Tax hikes force wealthy Scots to move to England: think tank

Scotland’s increasingly progressive tax system could force wealthy residents to move across the border to England, where taxes are lower for high earners, a think tank warns.

The Scottish government’s 2023-24 budget proposal, first announced in December, would increase taxes on Scotland’s top earners in response to rising inflation.

Announced as part of that budget, the changes will cause Scotland’s higher taxpayers to earn more than £43,663 ($53,032) a year and pay tax at 42p instead of 41p. Up from 46 pence.

The price increase is being introduced as part of ongoing policies by the ruling Scottish National Party (SNP). The policy aims to cut taxes for low-income earners while asking wealthier citizens to donate more to raise additional cash to help finance public services. be.

However, in its latest report released on February 9, the Institute of Finance (IFS) think-tank said the amount raised would depend on changes in behavior that could result from tax changes. increase.

IFS Research Economist Tom Wernham said: These changes mean a significant increase in income for poor households with children. But to fund their policies, they increasingly rely on taxing high-income earners.

“There is a risk, particularly in this group, that higher tax rates will encourage tax avoidance efforts such as converting income into dividends. Scottish tax rates do not apply.

“Most of the additional revenue from raising the additional rate to 45 pence will be lost in such a response, suggesting that there are limits to the further progress of this strategy. If you want more income from your household, you may need to look to other taxes under its control, such as local taxes.”

“progressive path”

“This budget delivers on the priorities of progressive government,” Deputy Chief Minister John Swinney told Scottish MPs ahead of the budget vote on 2 February. .

“We are working to create a progressive path for Scotland,” Swinney said, with the Greens having signed an agreement with the SNP that would almost guarantee passage of the budget without the need for an opposition vote.

The government said this year’s budget focuses on the priorities of eradicating child poverty, achieving a “just transition” to net zero and providing sustainable public services. .

When the budget was unveiled in December, Swinney claimed that it would “raise around £1bn more next year than it would have if it followed the UK tax decision”.

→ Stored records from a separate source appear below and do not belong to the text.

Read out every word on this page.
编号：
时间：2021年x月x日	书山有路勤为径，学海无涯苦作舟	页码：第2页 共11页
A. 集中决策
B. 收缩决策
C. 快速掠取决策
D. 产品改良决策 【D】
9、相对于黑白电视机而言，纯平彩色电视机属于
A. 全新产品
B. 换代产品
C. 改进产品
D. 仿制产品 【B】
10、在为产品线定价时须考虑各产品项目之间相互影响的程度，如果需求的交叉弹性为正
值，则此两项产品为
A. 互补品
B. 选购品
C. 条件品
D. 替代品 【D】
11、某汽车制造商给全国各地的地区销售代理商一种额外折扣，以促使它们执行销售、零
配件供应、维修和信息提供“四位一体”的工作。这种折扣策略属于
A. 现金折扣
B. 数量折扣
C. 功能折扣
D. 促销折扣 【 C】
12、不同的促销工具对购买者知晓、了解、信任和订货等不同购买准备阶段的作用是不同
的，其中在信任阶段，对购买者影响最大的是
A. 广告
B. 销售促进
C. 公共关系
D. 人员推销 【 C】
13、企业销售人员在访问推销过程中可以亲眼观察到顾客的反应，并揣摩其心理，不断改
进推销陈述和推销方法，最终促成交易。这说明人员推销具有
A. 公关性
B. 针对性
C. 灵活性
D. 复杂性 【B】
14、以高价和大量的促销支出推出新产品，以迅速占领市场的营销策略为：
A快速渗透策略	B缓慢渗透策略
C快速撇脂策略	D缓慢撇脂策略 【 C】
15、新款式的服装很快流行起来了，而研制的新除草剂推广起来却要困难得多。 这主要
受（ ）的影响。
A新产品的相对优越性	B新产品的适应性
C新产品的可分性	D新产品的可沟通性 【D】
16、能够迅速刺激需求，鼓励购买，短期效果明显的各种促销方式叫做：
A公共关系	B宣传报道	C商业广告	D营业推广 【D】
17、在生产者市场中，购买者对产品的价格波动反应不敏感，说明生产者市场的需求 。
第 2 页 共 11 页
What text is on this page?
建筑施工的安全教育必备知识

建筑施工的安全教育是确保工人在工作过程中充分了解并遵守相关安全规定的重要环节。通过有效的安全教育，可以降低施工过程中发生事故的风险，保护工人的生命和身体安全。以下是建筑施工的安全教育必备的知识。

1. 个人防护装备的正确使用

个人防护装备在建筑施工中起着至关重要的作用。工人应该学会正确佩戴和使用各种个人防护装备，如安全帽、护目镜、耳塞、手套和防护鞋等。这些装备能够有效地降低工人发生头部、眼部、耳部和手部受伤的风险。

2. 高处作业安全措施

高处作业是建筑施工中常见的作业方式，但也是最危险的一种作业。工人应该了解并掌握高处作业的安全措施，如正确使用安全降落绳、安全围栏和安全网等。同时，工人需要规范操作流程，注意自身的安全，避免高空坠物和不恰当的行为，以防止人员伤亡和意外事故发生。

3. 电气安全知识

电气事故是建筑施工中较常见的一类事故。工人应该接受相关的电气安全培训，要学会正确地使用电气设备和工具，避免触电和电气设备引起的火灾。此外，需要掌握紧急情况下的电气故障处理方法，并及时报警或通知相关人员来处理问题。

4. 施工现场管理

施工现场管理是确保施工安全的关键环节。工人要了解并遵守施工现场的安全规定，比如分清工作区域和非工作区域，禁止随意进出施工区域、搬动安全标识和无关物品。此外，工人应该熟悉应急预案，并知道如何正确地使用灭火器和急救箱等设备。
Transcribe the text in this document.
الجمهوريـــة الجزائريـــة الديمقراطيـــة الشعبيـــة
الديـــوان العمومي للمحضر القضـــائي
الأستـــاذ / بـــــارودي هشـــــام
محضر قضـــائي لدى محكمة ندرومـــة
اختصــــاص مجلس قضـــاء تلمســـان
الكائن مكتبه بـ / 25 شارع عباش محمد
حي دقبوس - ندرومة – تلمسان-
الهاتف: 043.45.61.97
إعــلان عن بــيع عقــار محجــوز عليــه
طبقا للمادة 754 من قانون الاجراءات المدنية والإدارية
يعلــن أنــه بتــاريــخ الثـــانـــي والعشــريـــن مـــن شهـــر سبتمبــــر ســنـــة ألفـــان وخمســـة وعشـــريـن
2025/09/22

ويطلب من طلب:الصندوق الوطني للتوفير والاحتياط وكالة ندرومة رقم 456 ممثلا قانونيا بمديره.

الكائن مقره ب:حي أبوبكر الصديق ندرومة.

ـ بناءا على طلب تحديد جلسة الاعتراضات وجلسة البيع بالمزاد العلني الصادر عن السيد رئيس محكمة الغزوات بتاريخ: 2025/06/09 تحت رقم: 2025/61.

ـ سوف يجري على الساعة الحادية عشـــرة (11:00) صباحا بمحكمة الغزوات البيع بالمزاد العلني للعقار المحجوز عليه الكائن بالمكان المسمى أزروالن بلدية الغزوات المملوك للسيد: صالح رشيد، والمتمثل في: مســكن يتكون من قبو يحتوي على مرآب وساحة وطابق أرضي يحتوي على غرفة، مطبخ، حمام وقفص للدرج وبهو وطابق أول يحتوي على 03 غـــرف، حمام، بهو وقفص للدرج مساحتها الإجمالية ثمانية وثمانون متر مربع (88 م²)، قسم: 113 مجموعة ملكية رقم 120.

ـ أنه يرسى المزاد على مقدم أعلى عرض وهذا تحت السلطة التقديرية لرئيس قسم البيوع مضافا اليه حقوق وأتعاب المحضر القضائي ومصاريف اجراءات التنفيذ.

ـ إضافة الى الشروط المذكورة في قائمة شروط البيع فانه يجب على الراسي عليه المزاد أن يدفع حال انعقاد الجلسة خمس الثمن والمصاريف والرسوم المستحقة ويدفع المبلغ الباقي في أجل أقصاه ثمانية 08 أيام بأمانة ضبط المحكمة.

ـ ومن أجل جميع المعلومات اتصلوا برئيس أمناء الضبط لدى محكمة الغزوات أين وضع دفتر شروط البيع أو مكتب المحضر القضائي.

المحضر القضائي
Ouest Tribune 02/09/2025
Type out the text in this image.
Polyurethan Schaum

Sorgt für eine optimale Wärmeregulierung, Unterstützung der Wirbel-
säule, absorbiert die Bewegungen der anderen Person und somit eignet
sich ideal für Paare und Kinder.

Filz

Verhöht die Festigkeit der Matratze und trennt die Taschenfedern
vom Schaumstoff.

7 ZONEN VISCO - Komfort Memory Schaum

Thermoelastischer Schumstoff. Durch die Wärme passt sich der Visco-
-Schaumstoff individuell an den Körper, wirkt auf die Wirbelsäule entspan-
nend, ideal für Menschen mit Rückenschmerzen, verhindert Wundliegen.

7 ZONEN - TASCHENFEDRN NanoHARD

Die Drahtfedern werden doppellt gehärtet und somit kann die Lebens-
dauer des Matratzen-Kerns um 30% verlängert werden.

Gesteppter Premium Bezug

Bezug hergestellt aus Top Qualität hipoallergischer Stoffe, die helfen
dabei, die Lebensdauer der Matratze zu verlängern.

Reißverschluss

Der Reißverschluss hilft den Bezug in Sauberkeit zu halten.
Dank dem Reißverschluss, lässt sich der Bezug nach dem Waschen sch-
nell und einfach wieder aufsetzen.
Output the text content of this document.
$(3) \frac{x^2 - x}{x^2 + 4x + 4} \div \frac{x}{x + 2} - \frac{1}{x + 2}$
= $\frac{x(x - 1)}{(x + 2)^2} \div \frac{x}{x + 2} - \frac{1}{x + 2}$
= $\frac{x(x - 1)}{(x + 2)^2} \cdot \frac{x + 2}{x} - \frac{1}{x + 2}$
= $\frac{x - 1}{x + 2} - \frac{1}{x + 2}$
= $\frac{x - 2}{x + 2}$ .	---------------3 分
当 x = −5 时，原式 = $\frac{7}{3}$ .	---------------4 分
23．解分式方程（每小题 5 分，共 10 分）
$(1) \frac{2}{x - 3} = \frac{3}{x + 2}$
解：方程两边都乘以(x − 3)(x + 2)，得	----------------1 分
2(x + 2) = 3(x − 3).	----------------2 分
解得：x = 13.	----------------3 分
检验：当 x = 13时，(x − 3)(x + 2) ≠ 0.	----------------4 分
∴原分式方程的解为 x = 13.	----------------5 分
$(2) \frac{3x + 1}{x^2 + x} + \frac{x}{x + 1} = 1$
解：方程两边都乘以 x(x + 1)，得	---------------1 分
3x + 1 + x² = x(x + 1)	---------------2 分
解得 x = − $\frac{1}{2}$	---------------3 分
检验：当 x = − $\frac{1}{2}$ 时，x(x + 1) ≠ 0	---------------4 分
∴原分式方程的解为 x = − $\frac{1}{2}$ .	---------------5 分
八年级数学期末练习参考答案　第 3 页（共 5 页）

However, the Scottish Finance Commission has said that the actual additional tax revenue is probably only about £300m, as Scotland’s economic performance has lagged the rest of the UK for a long time.

Local governments have battered what they say is underfunded. In a briefing, the council body’s Khosla said its members were considering cutting up to 7,100 jobs over the next three years as a result of funding pressure.

The Scottish Conservative Party also said the Scottish economy was underperforming compared to the rest of the UK.

Liz Smith, the party’s shadow finance and economic secretary, said the Scottish economy’s “structural weaknesses” were due to the SNP’s choice, not the Conservative UK government.

The additional income tax would increase Scotland’s budget by less than 0.2%, she said, making it “a very political choice for the SNP rather than helping the economy”.

‘Steal jobs and talent’

The Scottish government’s tax reforms for wealthy families have been questioned even by one of the government’s advisers.

Richard Marsh, a member of the Scottish Government’s Expert Advisory Group on Economic Statistics, told the Daily Mail in December that the tax increase could result in “less income than expected” and that more people are coming to the UK. He said he would encourage them to move.

he said: However, the decision may become more likely if it becomes clear that this is a long-term policy of the Scottish government rather than a short-term fix to fill a hole in the Scottish budget. ”

A Scottish Conservative Party spokesman said:

“The SNP government’s own economic experts are aware of this, but the SNP appears determined to stifle economic growth in Scotland by driving away jobs and talent.”

But SNP government finance minister Tom Arthur said, “People are basing their decisions on where to live and work on many factors, not just the taxes they pay, but the quality and delivery of public services.” I’m here.

PA Media contributed to this report.